Radioactive Lutetium (176 & 177)

Uranium and Thorium along with Potassium are the most common, naturally occurring radioactive isotopes but there are also many other, lesser-known ones. One of them is Lutetium, which will be today’s main topic.

Lutetium is the last element in the Lanthanide series and it has been discovered in 1907 by French scientist Georges Urbain. Today Lutetium has very little commercial use due to its difficult production and high price but one of the uses is in the production of scintillation crystals which are used in positron emission tomography.

LYSO crystal

In nature, there are two isotopes of lutetium, 175Lu and 176Lu. Lutetium 176 is radioactive and it decays by a Beta emission into Hafnium 176 with a half-life of 37.8 billion (3.78×1010) years. Since Lutetium has a very long half-life, it is used in Lutetium-Hafnium dating of meteorites.

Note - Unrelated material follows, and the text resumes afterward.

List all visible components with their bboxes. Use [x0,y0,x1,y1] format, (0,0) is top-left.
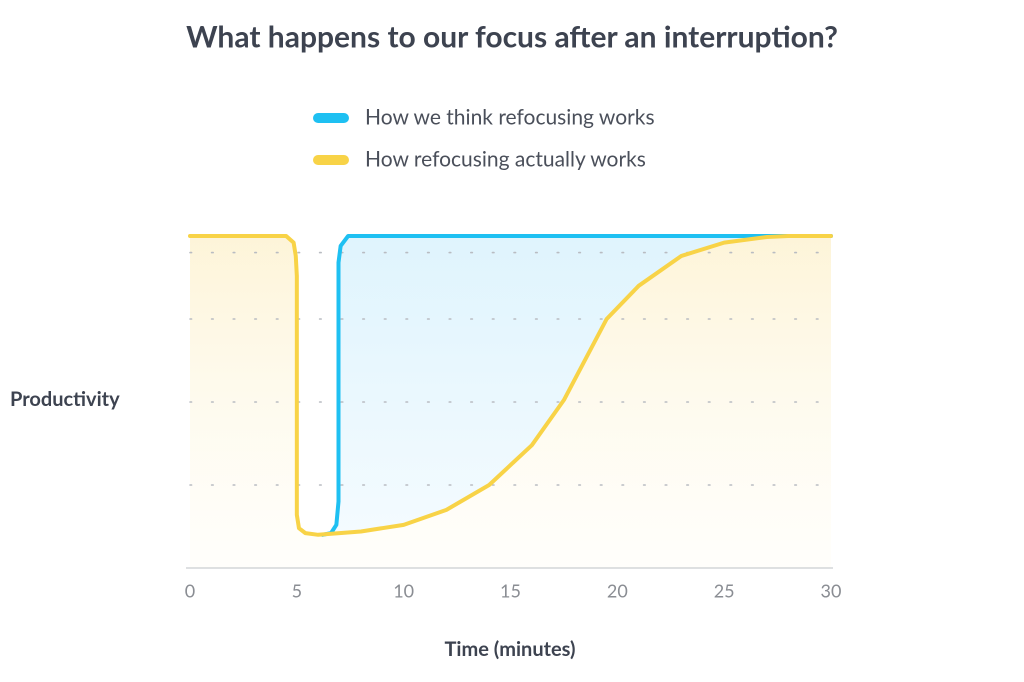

Lutetium has small, but detectible activity. My sample, which an LYSO crystal, measures 16 CPS above background on my RAYSID which has a [5cm3 (CsI(Tl) crystal]. Such activity is more than enough for gamma spectroscopy but it is not for measuring with a Geiger counter.

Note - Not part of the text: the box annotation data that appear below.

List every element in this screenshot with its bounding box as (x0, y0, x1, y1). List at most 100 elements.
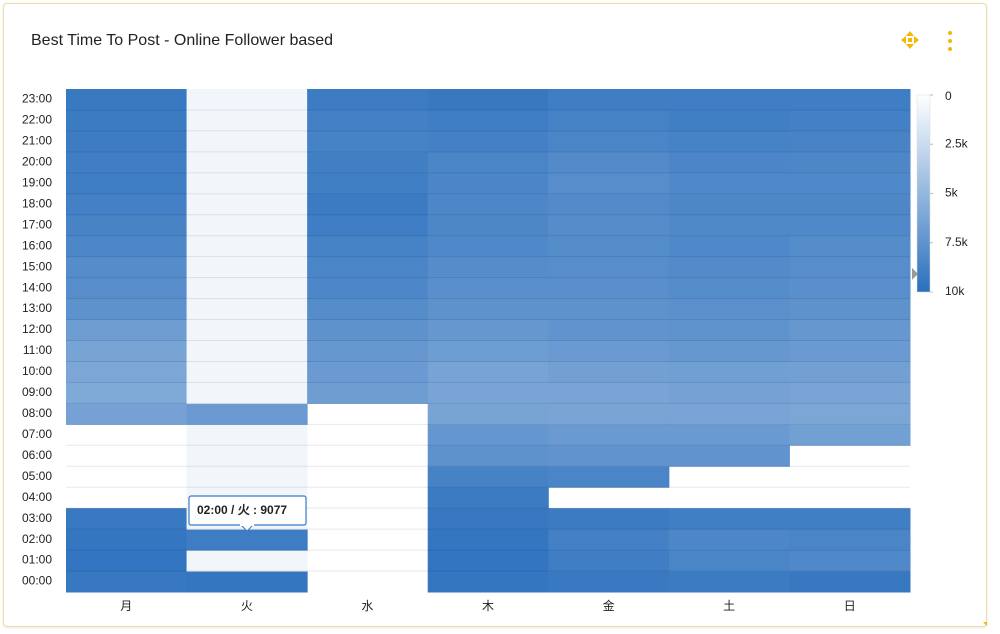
heat-cell (66, 508, 188, 530)
heat-cell (427, 529, 549, 551)
heat-cell (789, 130, 911, 153)
heat-cell (66, 361, 188, 383)
heat-cell (427, 466, 549, 488)
heat-cell (307, 172, 429, 195)
heat-cell (66, 172, 188, 195)
x-tick-label: 土 (723, 599, 735, 613)
heat-cell (548, 340, 670, 362)
heat-cell (186, 529, 308, 551)
heat-cell (186, 550, 308, 572)
heat-cell (186, 319, 308, 341)
menu-icon[interactable] (948, 31, 952, 51)
color-bar (916, 94, 931, 293)
heat-cell (307, 235, 429, 258)
heat-cell (668, 172, 790, 195)
y-tick-label: 13:00 (22, 301, 52, 315)
x-tick-label: 金 (603, 598, 615, 613)
heat-cell (66, 571, 188, 593)
heat-cell (548, 466, 670, 488)
chart-title: Best Time To Post - Online Follower base… (31, 32, 333, 49)
heat-cell (668, 340, 790, 362)
heat-cell (668, 298, 790, 321)
heat-cell (66, 277, 188, 300)
heat-cell (427, 508, 549, 530)
heat-cell (307, 214, 429, 237)
y-tick-label: 05:00 (22, 469, 52, 483)
heat-cell (307, 193, 429, 216)
y-tick-label: 02:00 (22, 532, 52, 546)
heat-cell (307, 382, 429, 404)
heat-cell (427, 550, 549, 572)
heat-cell (186, 130, 308, 153)
heat-cell (427, 151, 549, 174)
move-icon[interactable] (901, 31, 919, 49)
heat-cell (66, 319, 188, 341)
heat-cell (66, 89, 188, 111)
heat-cell (186, 172, 308, 195)
heat-cell (427, 235, 549, 258)
heat-cell (186, 277, 308, 300)
heat-cell (186, 298, 308, 321)
y-tick-label: 23:00 (22, 92, 52, 106)
plot-area: 00:00 01:00 02:00 03:00 04:00 05:00 06:00 07:00… (22, 89, 969, 613)
heat-cell (186, 466, 308, 488)
tooltip-text: 02:00 / 火 : 9077 (197, 503, 287, 517)
x-tick-label: 月 (120, 599, 132, 613)
heat-cell (789, 193, 911, 216)
heat-cell (548, 235, 670, 258)
heat-cell (307, 298, 429, 321)
heat-cell (66, 256, 188, 279)
heat-cell (186, 256, 308, 279)
heat-cell (186, 193, 308, 216)
heat-cell (427, 424, 549, 446)
heat-cell (66, 550, 188, 572)
heat-cell (186, 89, 308, 111)
heat-cell (789, 550, 911, 572)
y-tick-label: 18:00 (22, 196, 52, 210)
heat-cell (66, 214, 188, 237)
heat-cell (307, 277, 429, 300)
heat-cell (66, 130, 188, 153)
y-tick-label: 12:00 (22, 322, 52, 336)
heat-cell (186, 235, 308, 258)
heat-cell (548, 89, 670, 111)
y-tick-label: 00:00 (22, 574, 52, 588)
heat-cell (789, 214, 911, 237)
heat-cell (789, 508, 911, 530)
y-tick-label: 21:00 (22, 134, 52, 148)
x-tick-label: 火 (241, 599, 253, 613)
heat-cell (427, 130, 549, 153)
heat-cell (548, 298, 670, 321)
heat-cell (548, 193, 670, 216)
y-tick-label: 10:00 (22, 364, 52, 378)
heat-cell (307, 319, 429, 341)
heat-cell (427, 193, 549, 216)
resize-handle[interactable] (983, 622, 987, 626)
heat-cell (789, 424, 911, 446)
heat-cell (668, 508, 790, 530)
heat-cell (427, 89, 549, 111)
heat-cell (427, 109, 549, 132)
heat-cell (427, 403, 549, 425)
colorbar-tick-label: 7.5k (945, 235, 969, 249)
heat-cell (186, 403, 308, 425)
y-tick-label: 06:00 (22, 448, 52, 462)
heat-cell (668, 361, 790, 383)
heat-cell (668, 151, 790, 174)
colorbar-tick-label: 5k (945, 186, 959, 200)
y-tick-label: 07:00 (22, 427, 52, 441)
heat-cell (307, 130, 429, 153)
heat-cell (548, 319, 670, 341)
heat-cell (186, 151, 308, 174)
y-tick-label: 20:00 (22, 155, 52, 169)
y-tick-label: 22:00 (22, 113, 52, 127)
heat-cell (668, 424, 790, 446)
y-tick-label: 08:00 (22, 406, 52, 420)
heat-cell (427, 487, 549, 509)
heat-cell (668, 529, 790, 551)
heat-cell (789, 277, 911, 300)
heat-cell (668, 319, 790, 341)
heat-cell (668, 89, 790, 111)
heat-cell (548, 508, 670, 530)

Lutetium has a very interesting gamma spectrum, it emits two gamma rays (202 keV and 307 keV) but since they are emitted at the exact same time, they sum up and form a peak at 509 keV.

176Lu gamma spectrum

Another use of lutecium is in the treatment of prostate cancer where a synthetic isotope of lutetium, 177Lu, is injected into patient’s body where it irradiates and kills cancer cells. Lutetium 177 emits two gamma rays at 113 keV and 208 keV.